Les faits sont passés presqu’inaperçus, mais en février dernier, la Chine a menacé de réduire ses exportations de terres rares, essentiellement vers les Etats-Unis. La Chine avait déjà brandi la même menace au début du mandat Trump. Elle réitère cette menace au début du mandat Biden, en ciblant plus particulièrement les besoins de l’industrie américaine de l’armement, et en analysant les réponses que les Etats-Unis vont mettre en place pour palier à cette pénurie probable.
Que sont ces fameuses terres rares ? Ce sont dix-sept minerais aux propriétés chimiques assez proches, le cérium, le dysprosium, l’erbium, le scandium, l’yttrium, etc, utilisés en petites quantités mais indispensables à la fabrication de composants électroniques ou de technologies phares de la transition énergétique. Les appareils à résonnance magnétique, IRM, certaines turbines d’éoliennes, certains moteurs électriques, les téléphones portables, etc… en ont besoin. Tout comme les radars et les sonars des armées.

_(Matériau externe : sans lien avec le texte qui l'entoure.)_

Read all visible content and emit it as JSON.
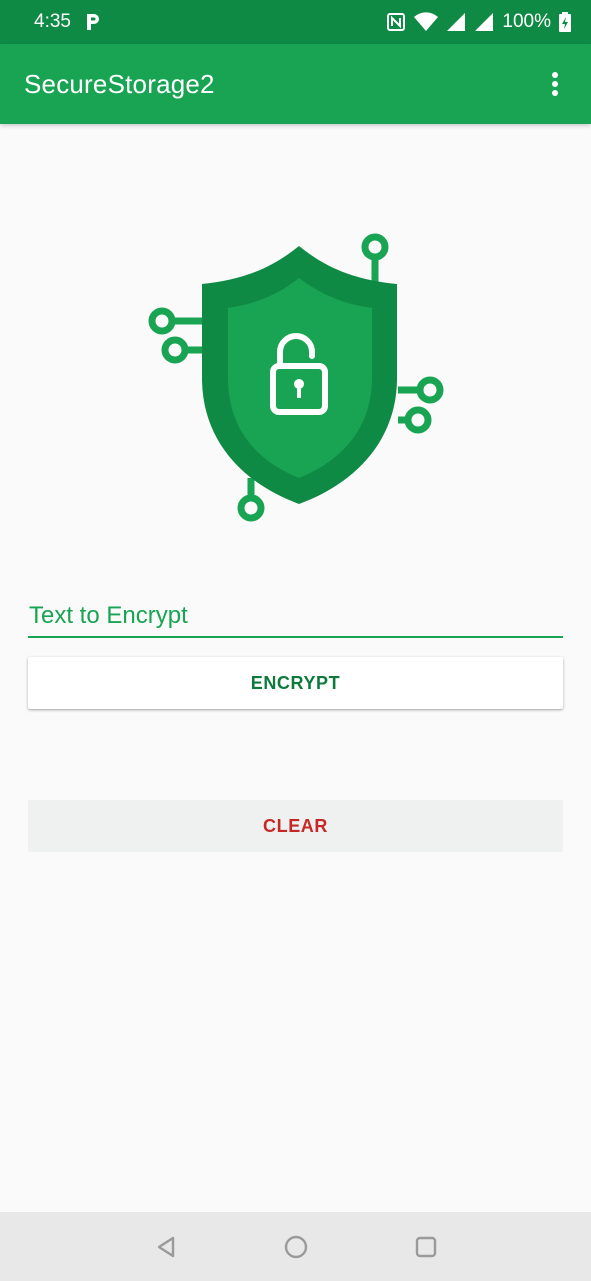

En créant une pénurie sur ces terres rares, la Chine tente indirectement de stopper la production des nouveaux avions de combat américains, les F35, appareils qui regorgent de composants ultra-sophistiqués, et donc de terres rares, un peu plus de 400kg par appareil. La Chine observe à présent comment les grands pays, et en particulier les Etats-Unis, réagissent. Et il faut savoir qu’entre la découverte d’un gisement et sa mise en production industrielle, il faut compter une vingtaine d’années, une éternité dans les relations Chine / Reste du Monde.
La Chine n’a certes pas le monopole des terres rares ; elle doit détenir un tiers des gisements recensés, mais elle a près de 90% de leur production actuelle. Car, à aujourd’hui, la production de ces terres rares entraîne des conséquences environnementales importantes, rédhibitoires dans la plupart des pays, pas en Chine. Les Etats-Unis, l’Australie, le Canada, le Brésil, certains pays d’Afrique de l’Ouest comme le Gabon, l’Asie du Sud Est, et même la France en Polynésie disposent de gisements conséquents. Mais la sauvegarde de l’environnement prévaut.
Il s’agit là d’un des sujets majeurs des années à venir. Après les révolutions industrielles du XXème siècle, liées au moteur à explosion, au développement du plastique et à l’électricité, nous avons réussi tant bien que mal à sortir de la dépendance aux énergies fossiles, à l’or noir et au Moyen Orient, il ne faudrait pas à présent, au début de la nouvelle révolution industrielle qui se met en place, tomber dans la dépendance aux terres rares et à la Chine.
C’est bien sûr également un sujet majeur pour notre pays. Si nous voulons participer à la croissance des secteurs économiques phares de demain, de la transition énergétique aux composants électroniques, des moteurs électriques des futurs véhicules aux objets connectés liés à la 5G, et si nous ne voulons pas rester en rade, en marge du monde de demain, il nous faut mettre en place une filière Terres Rares, allant de l’exploration et la production les plus respectueuses de l’environnement possible à la récupération, au recyclage. Il est encore temps d’éviter un choc lié au prix des terres rares comme furent les chocs pétroliers des années 70.
En nous positionnant très vite sur ces domaines, nous pourrons diminuer fortement notre dépendance à la Chine, améliorer notre Souveraineté économique, mais aussi permettre le développement économique de nos territoires dans le Pacifique et en Océanie. Nous pourrons aussi redevenir un partenaire économique important de nos amis Africains, que nous abandonnons trop souvent aux appétits chinois et américains.